Basic principles of economic justice.
In addition, Wide and Steele need to internalize the three principles of economic justice that guide the above institutions:
·      Participative Justicehow one makes “input” to the economic process in order to make a living. It requires equal opportunity in gaining access to private property in productive assets as well as equality of opportunity to engage in productive work. The principle of participation does not guarantee equal results, but requires that every person be guaranteed by society’s institutions the removal of unjust barriers so that every person is empowered to make a productive contribution to the economy, both through one’s labor (as a worker) and through one’s productive capital (as an owner). Thus, this “equal opportunity” principle rejects monopolies, special privileges, and other exclusionary social barriers to economic self-reliance.
·      Distributive Justicethe “output” or “out-take” rights of an economic system matched to each person’s labor and productive capital inputs. Through the distributional features of private property within a free, non-monopolistic, and open marketplace, distributive justice becomes automatically linked to participative justice, and incomes become linked to productive contributions.  The principle of distributive justice involves the sanctity of private property and contracts. It turns to the free and open marketplace, not government, as the most objective and democratic means for determining the just price, the just wage, and the just profit.
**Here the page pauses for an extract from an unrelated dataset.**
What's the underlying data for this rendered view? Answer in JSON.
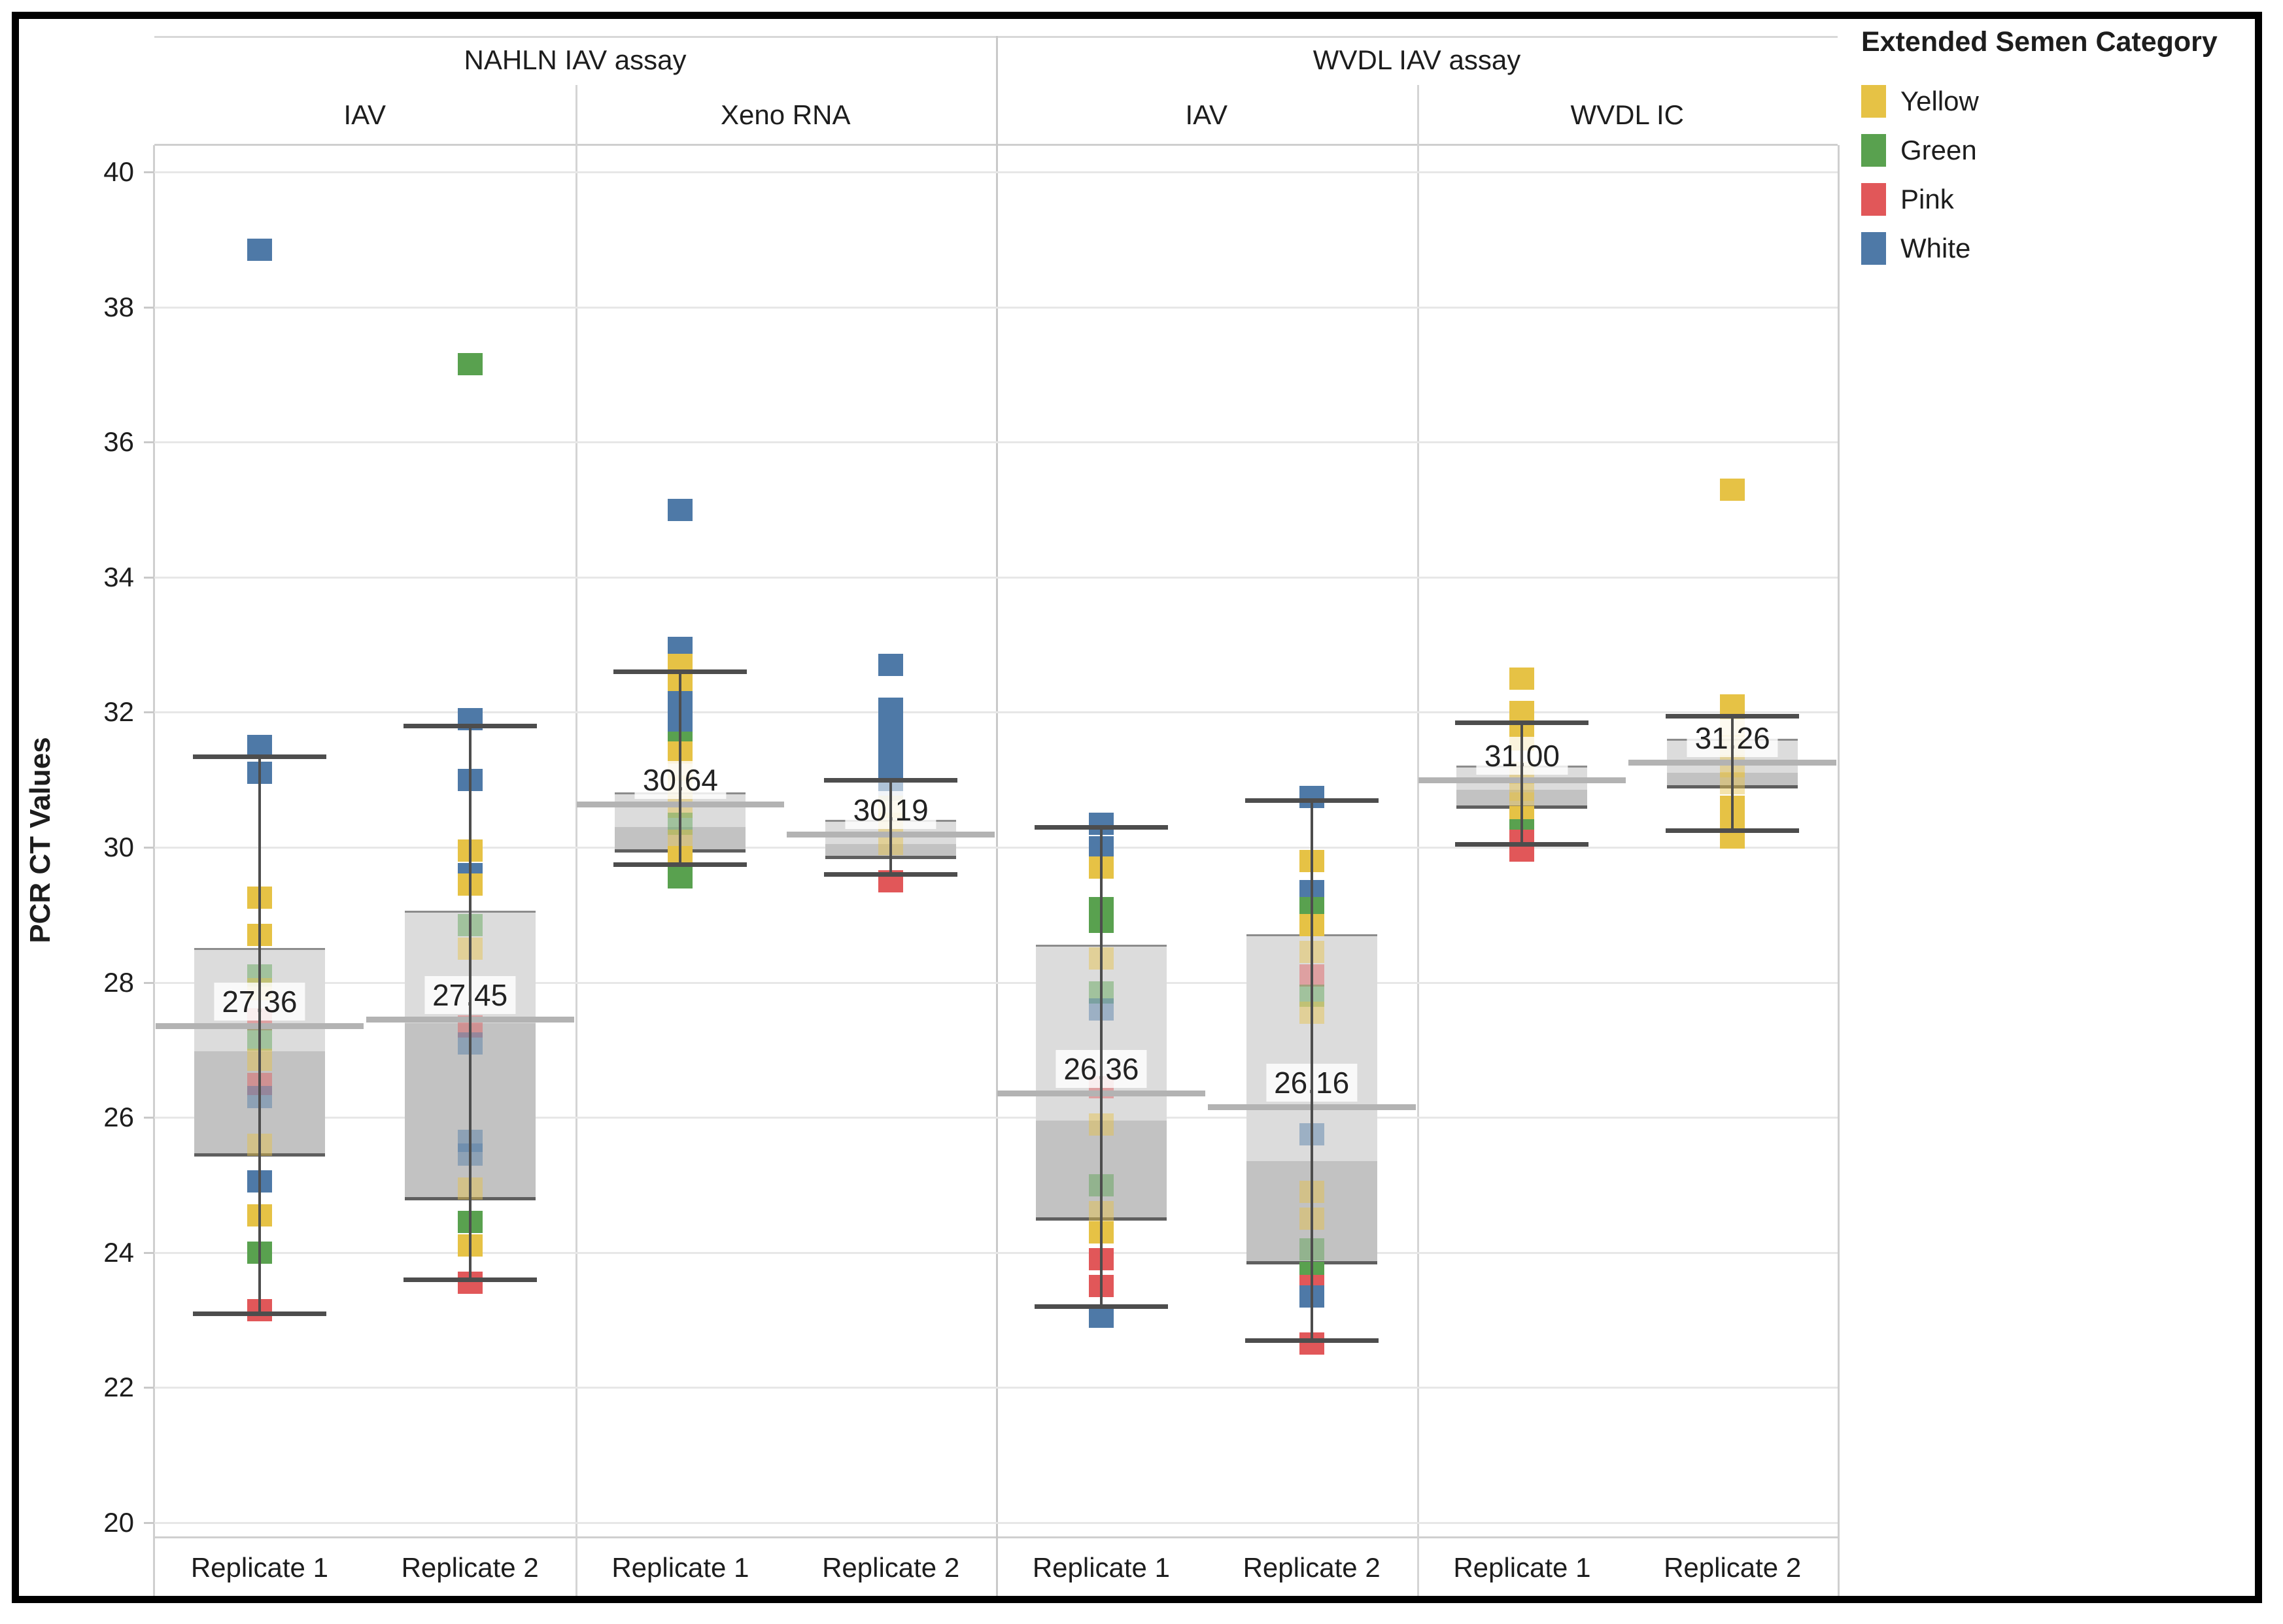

·      Social Justicethe “feedback and corrective” principle that detects distortions of the input and/or out-take principles and guides the corrections needed to restore a just and balanced economic order for all.  Unjust barriers to participation violate this principle by monopolies or by some using their property to harm or exploit others.  Social justice does not replace individual justice or charity, but makes the exercise of individual justice and charity possible.  Strict adherence to the precepts of the natural law and the principles of reason as understood within the Aristotelian-Thomist framework characterizes true social justice.
These institutions and principles when integrated as the Just Third Way and applied in Capital Homesteading offer a way to “universalize” the principles underpinning the limited applicability of the ESOP and extend the benefits of expanded capital ownership to every child, woman, and man on Earth.  Thus, by —
·      Securing the right to private property and defining the rights of private property in ways that best meet the needs of individuals, groups, and the common good as a whole,
·      Creating money in ways that create new capital owners instead of concentrating ownership,
·      Using the banking system to finance private sector growth instead of government,
·      Handling monetary resources in a manner consistent with sound business and morals, and
·      Restricting the State to its proper role of keeping order and maintaining a “level playing field” by removing unjust barriers to participation,
the Just Third Way offers a better alternative for the future of humanity than divisive and pointless attacks based on misunderstandings and half-truths on the one hand, or the monopolization of economic power on the other.
Common sense would therefore suggest that CESJ is correct in this matter, not Wide and Steele.